Bir devrimci ne düşünür?
10.02.2016 09:13:56
On yedi, on sekiz yaşlarında elimde torbalar dolusu örgütün illegal yayın organları, bir mahalleden diğer bir mahalleye yürürken "illegal" olmanın gerekliliklerine göre hareket edip, doğruları yapmaya çalışır, örneğin yolumu uzatır, gecenin yarısı, ya da kavurucu sıcak da olsa bir ara sokaktan diğerine girer, köşe başlarında ya da uygun yerlerde ayakkabımı bağlıyor numarası yapıp sivil polislerin takip edip etmediğini kontrol ederdim.
Randevularıma zamanında varıp, zamanında ayrılmayı ilk orada öğrendim. Öyle bir durum ki daha sonra yıllar geçse de örneğin kız arkadaşlarımdan da hep hangi saatte anlaşılmışsa o saatte orada olmalarını bekledim. Eğer bir buluşma ayarlanmışsa ben de edinilen alışkanlıkla karar verilen saatin dakikasında, saniyesinde buluşma yerinde olup yine başardım diye içten içe övünürken, bundan haberi olmayan hanım efendiler illegalite şartlarına uymayıp, randevularına hep geç geldiler. Bu yüzden çok tartışma yaşamışımdır ama bu konudaki hassaslığımın altında yatan nedenleri kendim de bilmediğim için boşu boşuna bir sürü gerginliklere neden olmuşumdur...

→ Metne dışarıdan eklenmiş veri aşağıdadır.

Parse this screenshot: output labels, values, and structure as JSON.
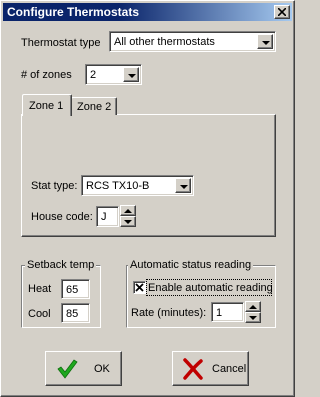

Güvenli diye malzemeleri getiren yoldaşla bir Camide buluşup abdest aldıktan sonra gönül rahatlığıyla komünist propogandası bildirileri sırtlayıp, iman gücüyle bildiriye çıkmadan önceki son duraklarına taşırdım. O yolculukları hiç unutmam. Şimdi bile gözü kapalı tek tek hatırlarım hangi sokak aralarından geçip nerelerde ne kadar terlediğimi, t-shirt'ün altında gizlenmiş dergilerin verdiği hissi, sokakta geçen insanlarla bakışmalarımızı...
Bir insanın yaşadıkları bir diğerinden çok daha ağır olabilir fakat herkesin hayatı kendisine mahsus ve özellikle (basitçe) bu yüzden yaşadıkları kadarıyla belleğini oluşturur, duygular ve bilişsel varlığını yaşar.
Bir devrimci o anlarda ne düşünür? Orak Çekiçli bildirileri, sosyalizm propagandası yapan illegal yayınları taşırken nasıl hisseder?
Devrim? Halkın, işçilerin, öğrencilerin birleşmesi, ayaklanması, zalimlerin yerle bir edilmesi, kızıl bayrakların dalgalanması, kitlelerin en önünde yürüyüp sokakları ele geçirmek? Ne yalan söyleyeyim bunları da hayal etmedim değil. Fakat o anlarda, o bildirileri, dergileri taşırken hep başka şeyler düşündüm. Kimseye itiraf etmediğim şeyler ve kimsenin de itiraf etmesini beklemediğim şeyler. Zaten kimse de sormadı:
"Ya yoldaş o kadar dergi, bildiri taşıyorsun, nasıl hissediyorsun?"
Devrimci adamın duyguları olmaz, devrimci kadın, adam Stalin yoldaş gibi yani çelik gibi olur, eğilip, bükülmez. Devrimci adam / kadın sert olmalıdır, duyguları sadece ölen yoldaşlarına saklar ve tüm hislerinin keskinliğiyle onların ardından, anılarının yolunda yeminler eder...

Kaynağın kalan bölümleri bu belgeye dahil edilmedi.